William Christopher spent a decade as a reliable TV guest, cycling through Gomer Pyle, Hogan's Heroes, and Columbo before the M*A*S*H call came. He wasn't even the first choice: George Morgan played Father Mulcahy in the pilot, then producers replaced him when the series began. Christopher stepped in and turned a peripheral chaplain into the show's moral center, going from recurring player to full series regular by season five. When he contracted hepatitis during production, Alan Alda wrote the episode Hepatitis around it, turning Christopher's eight-week absence into a storyline.
The M*A*S*H finale drew over 100 million viewers, which means Father Mulcahy was part of one of the most-watched nights in American television. Christopher didn't chase that. He and his wife Barbara co-wrote Mixed Blessings in 1988, documenting their experience raising their autistic son Ned, and spent years doing public-service work for the National Autistic Society. The advocacy defined his post-M*A*S*H years as much as anything he put on camera.

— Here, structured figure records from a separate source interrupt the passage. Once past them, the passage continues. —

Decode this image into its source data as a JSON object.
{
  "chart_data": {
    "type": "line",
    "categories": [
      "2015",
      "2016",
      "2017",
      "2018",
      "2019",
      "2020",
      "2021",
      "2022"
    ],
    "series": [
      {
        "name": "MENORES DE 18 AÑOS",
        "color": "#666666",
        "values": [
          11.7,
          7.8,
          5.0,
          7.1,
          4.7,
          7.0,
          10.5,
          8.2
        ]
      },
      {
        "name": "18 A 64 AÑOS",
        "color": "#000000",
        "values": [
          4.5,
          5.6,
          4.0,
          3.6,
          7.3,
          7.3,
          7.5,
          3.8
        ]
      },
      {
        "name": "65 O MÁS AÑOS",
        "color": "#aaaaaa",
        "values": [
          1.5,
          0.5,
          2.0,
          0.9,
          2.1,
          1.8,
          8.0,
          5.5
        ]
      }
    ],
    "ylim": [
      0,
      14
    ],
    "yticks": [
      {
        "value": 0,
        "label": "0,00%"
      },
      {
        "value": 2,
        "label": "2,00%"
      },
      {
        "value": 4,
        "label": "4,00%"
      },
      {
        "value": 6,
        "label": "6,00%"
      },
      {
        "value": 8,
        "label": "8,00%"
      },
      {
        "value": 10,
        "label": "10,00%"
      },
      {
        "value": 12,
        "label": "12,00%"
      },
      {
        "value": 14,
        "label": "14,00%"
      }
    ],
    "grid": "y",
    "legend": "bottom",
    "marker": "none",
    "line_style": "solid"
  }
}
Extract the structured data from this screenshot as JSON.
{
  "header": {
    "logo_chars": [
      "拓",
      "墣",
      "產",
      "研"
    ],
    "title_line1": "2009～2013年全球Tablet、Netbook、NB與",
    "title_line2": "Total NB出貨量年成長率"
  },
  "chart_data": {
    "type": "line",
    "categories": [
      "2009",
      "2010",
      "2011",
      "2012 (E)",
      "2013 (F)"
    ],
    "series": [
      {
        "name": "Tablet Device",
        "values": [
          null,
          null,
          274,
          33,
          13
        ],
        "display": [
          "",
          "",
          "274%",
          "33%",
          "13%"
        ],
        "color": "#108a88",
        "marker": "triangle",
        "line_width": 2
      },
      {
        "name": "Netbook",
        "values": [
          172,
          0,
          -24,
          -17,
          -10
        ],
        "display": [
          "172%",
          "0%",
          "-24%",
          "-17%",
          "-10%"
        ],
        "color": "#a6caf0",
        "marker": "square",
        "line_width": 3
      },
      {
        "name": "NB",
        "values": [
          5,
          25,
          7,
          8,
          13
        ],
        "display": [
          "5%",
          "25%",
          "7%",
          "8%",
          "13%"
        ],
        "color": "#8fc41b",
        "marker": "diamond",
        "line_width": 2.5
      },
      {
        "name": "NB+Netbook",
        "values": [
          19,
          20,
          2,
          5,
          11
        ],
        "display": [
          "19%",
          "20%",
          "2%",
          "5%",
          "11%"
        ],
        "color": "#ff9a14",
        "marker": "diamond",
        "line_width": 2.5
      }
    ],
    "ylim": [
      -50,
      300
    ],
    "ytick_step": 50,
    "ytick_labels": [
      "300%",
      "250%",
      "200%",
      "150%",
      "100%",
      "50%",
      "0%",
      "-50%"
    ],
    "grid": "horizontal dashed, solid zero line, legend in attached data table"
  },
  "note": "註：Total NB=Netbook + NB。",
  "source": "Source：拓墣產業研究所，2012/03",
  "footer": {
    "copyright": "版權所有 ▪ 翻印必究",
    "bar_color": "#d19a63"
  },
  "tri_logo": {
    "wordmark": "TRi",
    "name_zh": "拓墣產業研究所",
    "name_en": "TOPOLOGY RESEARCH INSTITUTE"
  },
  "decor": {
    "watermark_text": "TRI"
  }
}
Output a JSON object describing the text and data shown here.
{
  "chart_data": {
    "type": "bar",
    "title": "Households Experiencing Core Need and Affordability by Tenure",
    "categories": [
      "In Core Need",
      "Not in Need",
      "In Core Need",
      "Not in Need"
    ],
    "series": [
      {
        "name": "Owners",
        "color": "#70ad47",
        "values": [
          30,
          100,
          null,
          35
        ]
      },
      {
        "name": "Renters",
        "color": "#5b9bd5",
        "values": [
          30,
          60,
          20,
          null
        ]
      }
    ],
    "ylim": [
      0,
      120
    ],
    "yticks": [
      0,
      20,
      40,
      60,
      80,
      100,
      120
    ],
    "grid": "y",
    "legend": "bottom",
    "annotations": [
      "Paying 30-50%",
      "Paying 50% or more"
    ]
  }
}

He studied drama at Wesleyan University and came up in theater before television. The Father Mulcahy casting is one of those rare cases where someone's offscreen personality ended up fully onscreen. He died on New Year's Eve 2016, the same date M*A*S*H co-star Wayne Rogers had died exactly one year before. Writer Ken Levine called him "a sweeter, nicer, more gentle man you'd never find." Loretta Swit said he "became TV's quintessential padre," which is a cleaner exit line than most actors get.
Christopher died at his home in Pasadena on December 31, 2016, from non-small-cell lung cancer, diagnosed about 18 months before his death. The Hollywood Reporter, Variety, and NBC News ran tributes that day. Loretta Swit and writer Ken Levine both issued public statements. His death fell exactly one year after M*A*S*H co-star Wayne Rogers also died on December 31.